Он юрким змеем сползает с кровати и стягивает украшение с тонкой шеи — а затем, придирчиво взвесив в ладони, надевает на себя: длинные, роскошные, каждая бусина размером с рунический камешек, какие сёстры при себе носят. Покрасовавшись перед зеркалом, он оборачивается к Глемсель — но та снова даже не думает смотреть в его сторону.
— Сколько бы ты ни рвался к непостижимому — знаю, что не вера движет тобою, — добавляет она, успокоившись. — Что не Альдри ты предан, не ради неё служишь сестринству.
Мильдемунд в ответ лишь усмехается у неё над ухом — коротко, беззвучно.
— Вестимо, — шепчет он. — Лишь ради вас, владычица.
И вовсе не ложь на этот раз срывается с его уст: не будь Глемсель привязана к нему почти по-супружески, где бы он оказался?
С ней-то его судьба ровна и спокойна — с той самой поры, когда любезная сестрица обманом заставила его переступить порог общины.

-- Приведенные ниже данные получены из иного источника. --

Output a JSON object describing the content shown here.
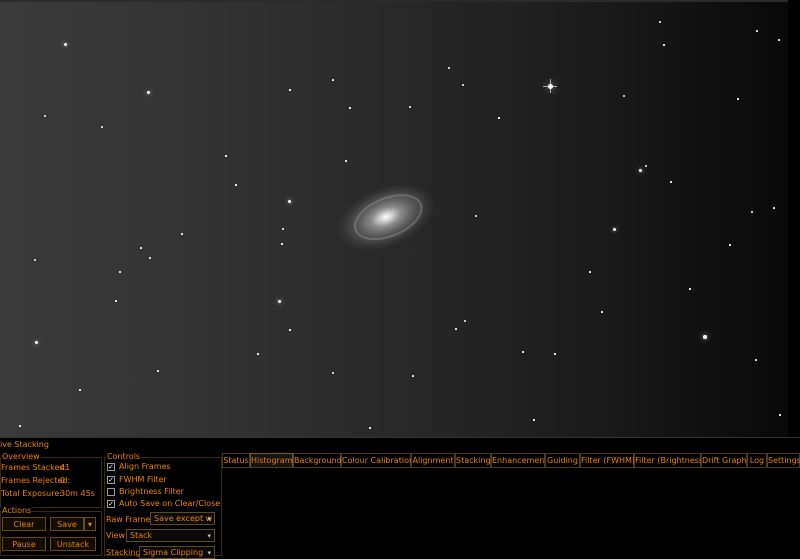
{
  "panel": {
    "title": "ive Stacking"
  },
  "overview": {
    "legend": "Overview",
    "frames_stacked_label": "Frames Stacked:",
    "frames_stacked_value": "41",
    "frames_rejected_label": "Frames Rejected:",
    "frames_rejected_value": "0",
    "total_exposure_label": "Total Exposure:",
    "total_exposure_value": "30m 45s"
  },
  "actions": {
    "legend": "Actions",
    "clear_label": "Clear",
    "save_label": "Save",
    "pause_label": "Pause",
    "unstack_label": "Unstack"
  },
  "controls": {
    "legend": "Controls",
    "align_frames": "Align Frames",
    "fwhm_filter": "FWHM Filter",
    "brightness_filter": "Brightness Filter",
    "auto_save": "Auto Save on Clear/Close",
    "raw_frames_label": "Raw Frames",
    "raw_frames_value": "Save except w",
    "view_label": "View",
    "view_value": "Stack",
    "stacking_label": "Stacking",
    "stacking_value": "Sigma Clipping"
  },
  "tabs": [
    "Status",
    "Histogram",
    "Background",
    "Colour Calibration",
    "Alignment",
    "Stacking",
    "Enhancement",
    "Guiding",
    "Filter (FWHM)",
    "Filter (Brightness)",
    "Drift Graph",
    "Log",
    "Settings"
  ],
  "active_tab": "Histogram",
  "colors": {
    "accent": "#e8820c",
    "background": "#000000"
  }
}
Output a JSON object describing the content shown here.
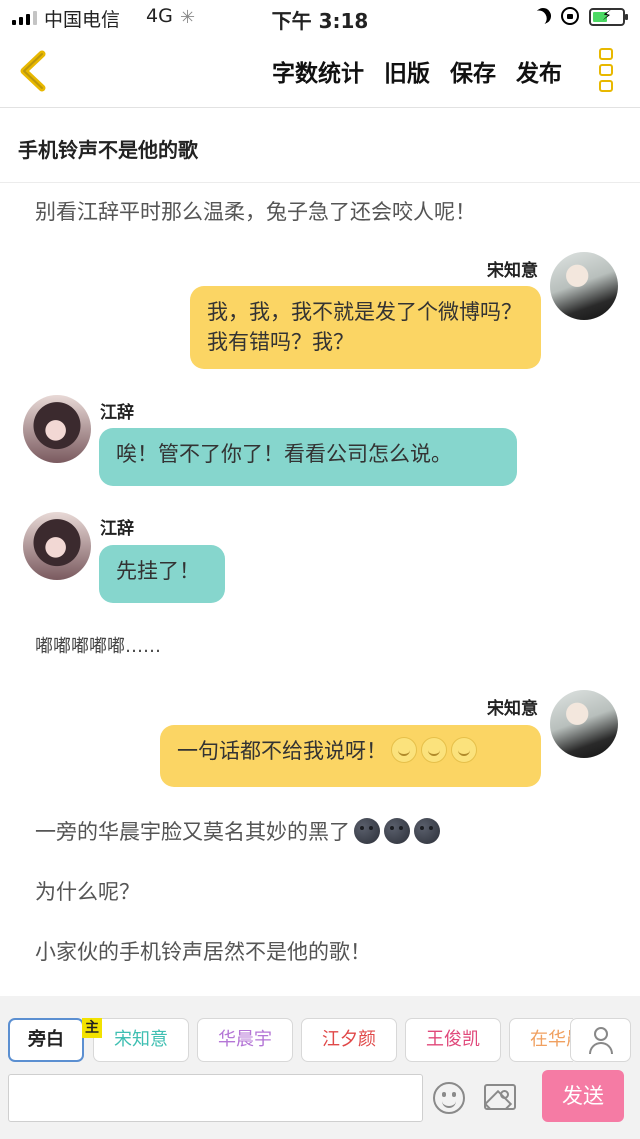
{
  "status_bar": {
    "carrier": "中国电信",
    "network": "4G",
    "time": "下午 3:18"
  },
  "toolbar": {
    "actions": [
      "字数统计",
      "旧版",
      "保存",
      "发布"
    ]
  },
  "title": "手机铃声不是他的歌",
  "chat": {
    "narration_top": "别看江辞平时那么温柔，兔子急了还会咬人呢！",
    "msg1": {
      "speaker": "宋知意",
      "text": "我，我，我不就是发了个微博吗？我有错吗？我？"
    },
    "msg2": {
      "speaker": "江辞",
      "text": "唉！管不了你了！看看公司怎么说。"
    },
    "msg3": {
      "speaker": "江辞",
      "text": "先挂了！"
    },
    "narration_beep": "嘟嘟嘟嘟嘟……",
    "msg4": {
      "speaker": "宋知意",
      "text": "一句话都不给我说呀！"
    },
    "narration_1": "一旁的华晨宇脸又莫名其妙的黑了",
    "narration_2": "为什么呢？",
    "narration_3": "小家伙的手机铃声居然不是他的歌！"
  },
  "roles": [
    {
      "name": "旁白",
      "color": "#222222"
    },
    {
      "name": "宋知意",
      "color": "#3fbfb2"
    },
    {
      "name": "华晨宇",
      "color": "#b476d6"
    },
    {
      "name": "江夕颜",
      "color": "#e04848"
    },
    {
      "name": "王俊凯",
      "color": "#e0487a"
    },
    {
      "name": "在华晨",
      "color": "#f0a060"
    }
  ],
  "host_badge": "主",
  "composer": {
    "value": "",
    "send_label": "发送"
  },
  "colors": {
    "yellow_bubble": "#fbd564",
    "teal_bubble": "#86d6cd",
    "send_button": "#f57ba4"
  }
}
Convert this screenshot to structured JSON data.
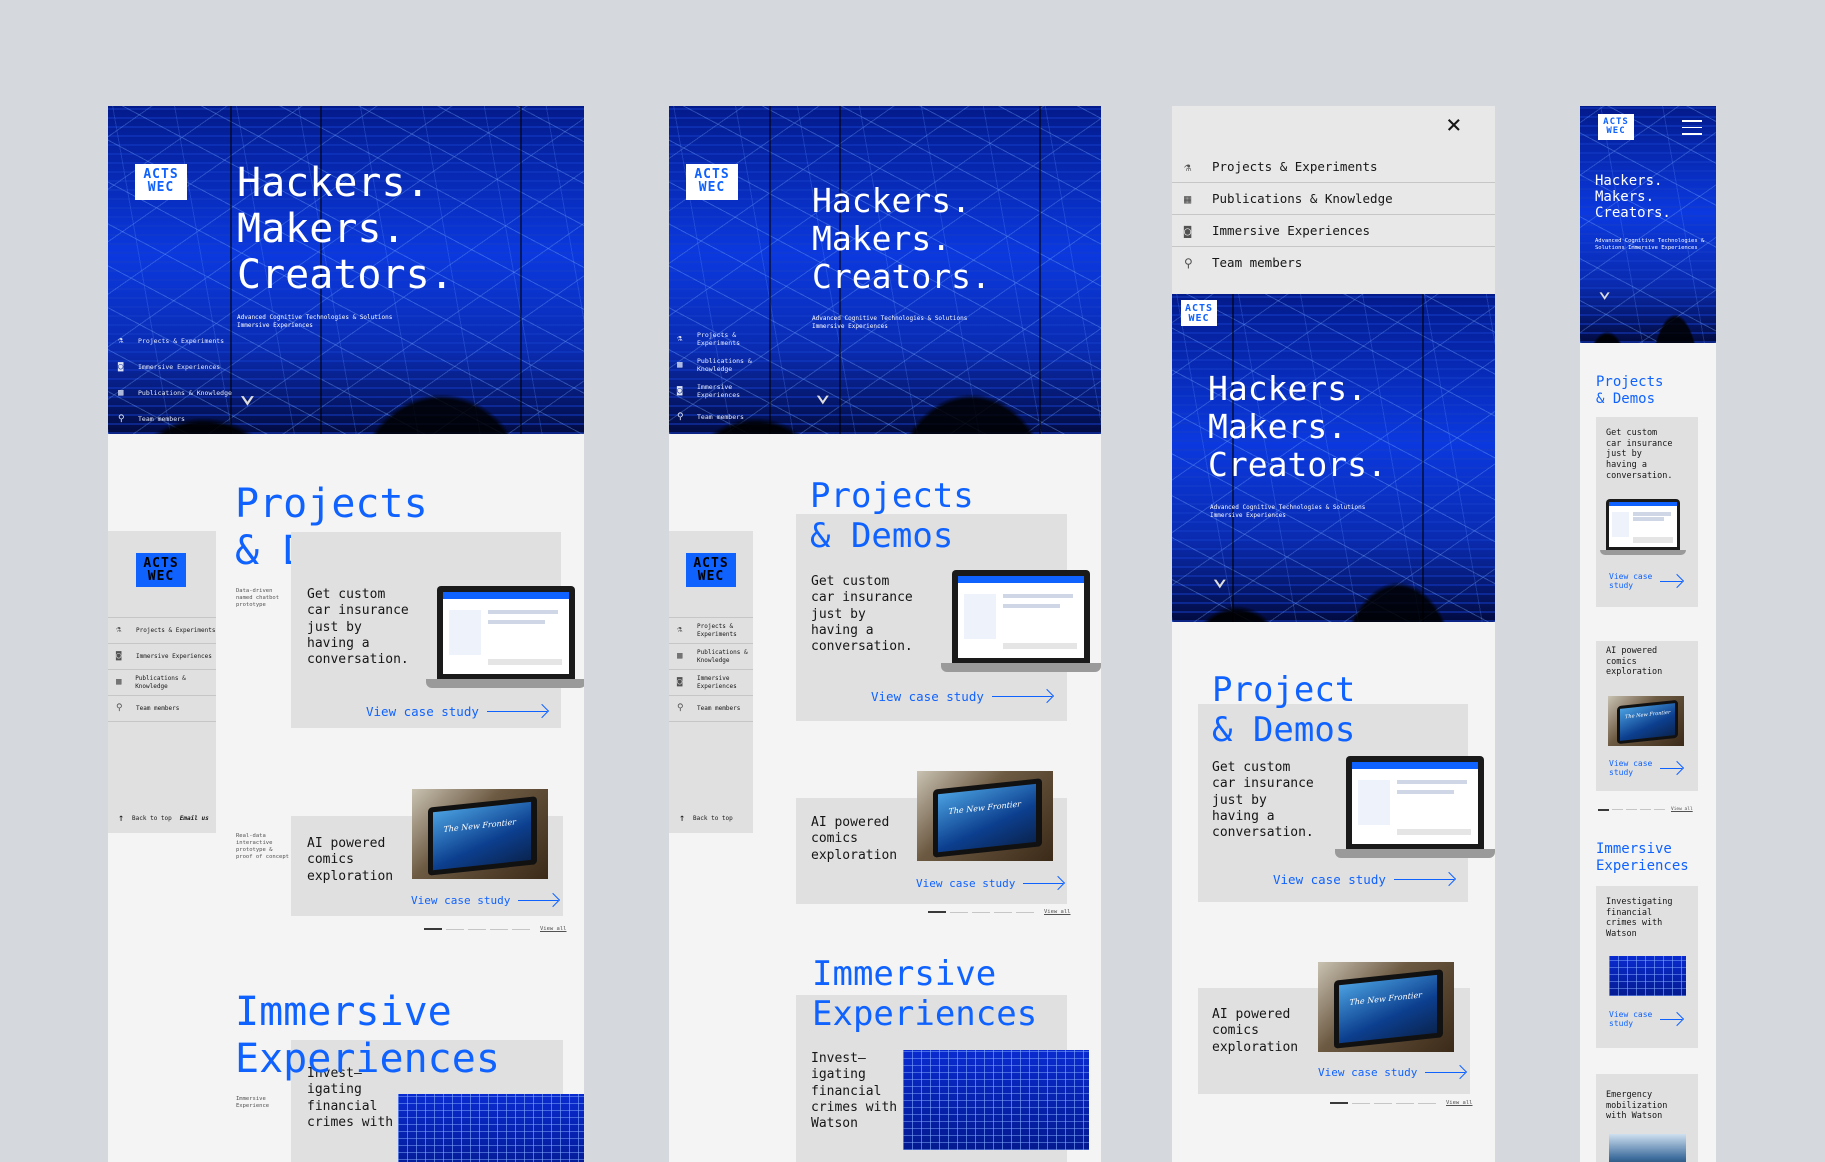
{
  "logo": {
    "line1": "ACTS",
    "line2": "WEC"
  },
  "hero": {
    "title": "Hackers.\nMakers.\nCreators.",
    "subtitle": "Advanced Cognitive Technologies & Solutions\nImmersive Experiences",
    "chevron": "⌄"
  },
  "nav": {
    "projects": "Projects & Experiments",
    "publications": "Publications & Knowledge",
    "immersive": "Immersive Experiences",
    "team": "Team members"
  },
  "nav_wrapped": {
    "projects": "Projects &\nExperiments",
    "publications": "Publications &\nKnowledge",
    "immersive": "Immersive\nExperiences",
    "team": "Team members"
  },
  "icons": {
    "projects": "flask-icon",
    "publications": "grid-icon",
    "immersive": "vr-headset-icon",
    "team": "network-icon",
    "menu": "hamburger-icon",
    "close": "close-icon",
    "back": "arrow-up-icon"
  },
  "footer": {
    "back_to_top": "Back to top",
    "email": "Email us",
    "up_arrow": "↑"
  },
  "sections": {
    "projects": "Projects\n& Demos",
    "projects_alt": "Project\n& Demos",
    "immersive": "Immersive\nExperiences"
  },
  "cards": {
    "insurance": "Get custom\ncar insurance\njust by\nhaving a\nconversation.",
    "comics": "AI powered\ncomics\nexploration",
    "financial_1": "Invest–\nigating\nfinancial\ncrimes with",
    "financial_2": "Invest–\nigating\nfinancial\ncrimes with\nWatson",
    "financial_mobile": "Investigating\nfinancial\ncrimes with\nWatson",
    "emergency": "Emergency\nmobilization\nwith Watson",
    "view": "View case study",
    "view_short": "View case\nstudy"
  },
  "meta": {
    "chatbot": "Data-driven\nnamed chatbot\nprototype",
    "realtime": "Real-data\ninteractive\nprototype &\nproof of concept",
    "immersive": "Immersive\nExperience"
  },
  "pager": {
    "view_all": "View all"
  },
  "tablet": {
    "screen_text": "The New Frontier"
  },
  "colors": {
    "accent": "#0f62fe",
    "background": "#d5d9de",
    "card": "#e0e0e0",
    "page": "#f4f4f4"
  }
}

Правило казалось нерушимым: коли есть у новоприбывшей родная кровь, пусть отдаст её Альдри в знак верности, — однако Старшая на то и Старшая, чтобы правила менять и толковать волю той, что сама ничего не скажет.
Лечь либо на алтарь, либо на ложе к Глемсель — выбор нехитрый; не нужно быть вёльвой, чтобы его предвидеть.
То была невиданная удача, неслыханная милость — и с каждой уходящей зимой, с каждым слугой, убитым в порыве гнева, Мильдемунд ощущает это всё острее.
Глемсель — его спасение, его неприкосновенность; его жизнь, его судьба. Нет мыслей слаще, чем те, в которых всё это длится вечно — и он встретит эту вечность рука об руку со своей владычицей.
Лишь о том думает Мильдемунд, засыпая в её властных объятиях — лишь о вечности, необъятной и недостижимой, — пока в этот миг волны мерно бьются о борт драккара, и ветер раздувает потускневший от времени парус.
Гримгерда опирается о борт руками, подставив лицо ветру, и замечает краем глаза знакомую высокую фигуру. Как бы ни гневалась Хьяльмвида поначалу — но тайны не выдала; а потом и вовсе свыклась с нею и гнать перестала — благо умеет сейда терпеть да безропотно сносить крики, будто покорный муж. Да и как могла бы Хьяльмвида прогнать ту, что была призвана ей в утешение в тёмный час?..
— Вот и всё, Иса, — надтреснутым голосом молвит бывшая дева щита и кладёт поверх мёртвой ладони свою, живую и тёплую. — Скоро мы вернёмся домой.
Примечание
Вёльва — то же, что прорицательница, провидица.